Research Project: Knowledge Systems and Tools to Increase the Resilience and Sustainability of Western Rangeland Agriculture

Location: Range Management Research

Title: Sensitivity of ecological site identification to soil and geomorphology observations in Nevada (USA)

Author
item MARTINEZ, PEDRO - University Of California, Riverside
item McCord, Sarah

Submitted to: Soil Science Society of America Annual Meeting
Publication Type: Abstract Only
Publication Acceptance Date: 8/1/2025
Publication Date: 8/22/2025
Citation: Martinez, P., McCord, S.E. 2025. Sensitivity of ecological site identification to soil and geomorphology observations in Nevada (USA). Soil Science Society of America Annual Meeting.

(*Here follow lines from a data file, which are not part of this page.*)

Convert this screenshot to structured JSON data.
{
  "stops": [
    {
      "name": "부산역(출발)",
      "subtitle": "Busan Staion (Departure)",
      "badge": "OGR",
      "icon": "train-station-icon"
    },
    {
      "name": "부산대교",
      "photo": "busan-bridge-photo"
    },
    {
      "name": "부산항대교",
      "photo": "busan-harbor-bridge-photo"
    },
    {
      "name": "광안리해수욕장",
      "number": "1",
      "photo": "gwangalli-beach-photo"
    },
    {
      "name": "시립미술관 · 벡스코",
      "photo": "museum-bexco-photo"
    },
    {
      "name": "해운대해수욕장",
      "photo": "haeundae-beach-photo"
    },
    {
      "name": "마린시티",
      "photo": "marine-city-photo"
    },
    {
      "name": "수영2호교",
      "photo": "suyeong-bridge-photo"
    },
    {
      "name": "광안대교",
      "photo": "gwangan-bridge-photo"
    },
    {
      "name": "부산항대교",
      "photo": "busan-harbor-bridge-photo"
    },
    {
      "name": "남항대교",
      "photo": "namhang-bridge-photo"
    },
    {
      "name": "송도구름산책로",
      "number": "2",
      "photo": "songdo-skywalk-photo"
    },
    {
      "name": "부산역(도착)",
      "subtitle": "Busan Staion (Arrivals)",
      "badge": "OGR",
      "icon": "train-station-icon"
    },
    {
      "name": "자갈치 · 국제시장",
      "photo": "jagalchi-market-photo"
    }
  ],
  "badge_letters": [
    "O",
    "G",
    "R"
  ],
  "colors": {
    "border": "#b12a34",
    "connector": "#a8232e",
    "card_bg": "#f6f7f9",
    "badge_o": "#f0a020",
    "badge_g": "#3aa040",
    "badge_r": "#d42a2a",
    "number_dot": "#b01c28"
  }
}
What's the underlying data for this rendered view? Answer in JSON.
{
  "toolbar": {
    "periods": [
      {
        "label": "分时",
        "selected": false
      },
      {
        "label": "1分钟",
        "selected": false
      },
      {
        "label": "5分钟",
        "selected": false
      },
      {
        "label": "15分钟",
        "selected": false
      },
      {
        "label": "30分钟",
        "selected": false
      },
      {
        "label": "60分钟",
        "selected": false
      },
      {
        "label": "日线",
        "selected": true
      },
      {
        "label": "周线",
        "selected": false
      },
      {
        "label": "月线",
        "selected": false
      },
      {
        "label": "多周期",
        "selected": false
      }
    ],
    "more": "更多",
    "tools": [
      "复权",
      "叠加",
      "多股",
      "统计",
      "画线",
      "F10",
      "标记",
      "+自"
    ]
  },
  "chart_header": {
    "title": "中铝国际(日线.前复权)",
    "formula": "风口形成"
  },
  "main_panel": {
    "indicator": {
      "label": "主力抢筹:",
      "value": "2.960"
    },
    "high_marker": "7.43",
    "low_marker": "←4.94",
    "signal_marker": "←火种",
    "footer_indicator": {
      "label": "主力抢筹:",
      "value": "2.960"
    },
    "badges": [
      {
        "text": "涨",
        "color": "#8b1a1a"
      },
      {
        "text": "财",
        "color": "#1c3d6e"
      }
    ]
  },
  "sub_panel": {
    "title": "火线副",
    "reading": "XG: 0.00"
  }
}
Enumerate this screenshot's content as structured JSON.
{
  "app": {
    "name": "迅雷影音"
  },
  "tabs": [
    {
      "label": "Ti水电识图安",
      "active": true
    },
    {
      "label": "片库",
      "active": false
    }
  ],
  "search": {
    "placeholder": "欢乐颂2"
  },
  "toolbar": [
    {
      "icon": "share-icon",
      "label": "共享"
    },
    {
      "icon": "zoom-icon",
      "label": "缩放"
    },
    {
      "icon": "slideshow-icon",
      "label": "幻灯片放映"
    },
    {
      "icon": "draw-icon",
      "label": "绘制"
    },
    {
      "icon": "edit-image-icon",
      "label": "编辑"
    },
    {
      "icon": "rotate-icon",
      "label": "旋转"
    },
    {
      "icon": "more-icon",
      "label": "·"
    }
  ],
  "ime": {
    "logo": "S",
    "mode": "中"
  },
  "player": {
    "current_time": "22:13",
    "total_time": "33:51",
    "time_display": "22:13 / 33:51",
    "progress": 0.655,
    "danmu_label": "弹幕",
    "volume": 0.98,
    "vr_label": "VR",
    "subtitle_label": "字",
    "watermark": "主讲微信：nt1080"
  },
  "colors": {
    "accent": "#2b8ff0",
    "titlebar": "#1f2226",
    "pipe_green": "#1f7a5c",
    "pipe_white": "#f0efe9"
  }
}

Abstract.

Interpretive Summary:

Technical Abstract: Ecological site identification is important to decide where and when to apply land management practices (e.g., livestock grazing). However, uncertainties in soil and geomorphology observations may lead to errors in ecological site identification. Here, we determine variations in ecological site identification by comparing field-collected data, expert review, and national soil databases returned with the Land Potential Knowledge System (LandPKS) algorithm at 524 monitoring plots across all Major Land Resource Areas in Nevada state. The plots contain information on ecological site ID, soil series, soil texture, plant ID, and landscape type collected by a national vegetation and soils monitoring dataset. The monitoring dataset underwent a Quality Control (QC) review by an expert specialist. QC modified the ecological site IDs in 176 plots (33% of plots), of which 78 and 31% had changes in soil series and landscape type, respectively. Field-ascribed ecological sites agreed with the top-ranked soil component from LandPKS in 48% of the plots, while 84% matched at least one of the 12 soil components predicted for a given plot location. Our results indicate a need for improvements in training field data collectors regarding soil and landscape characterization. We suggest quantifying the limitations of algorithms through probabilistic measures or ranking systems, as done by LandPKS, when using cloud-based data to verify ecological sites.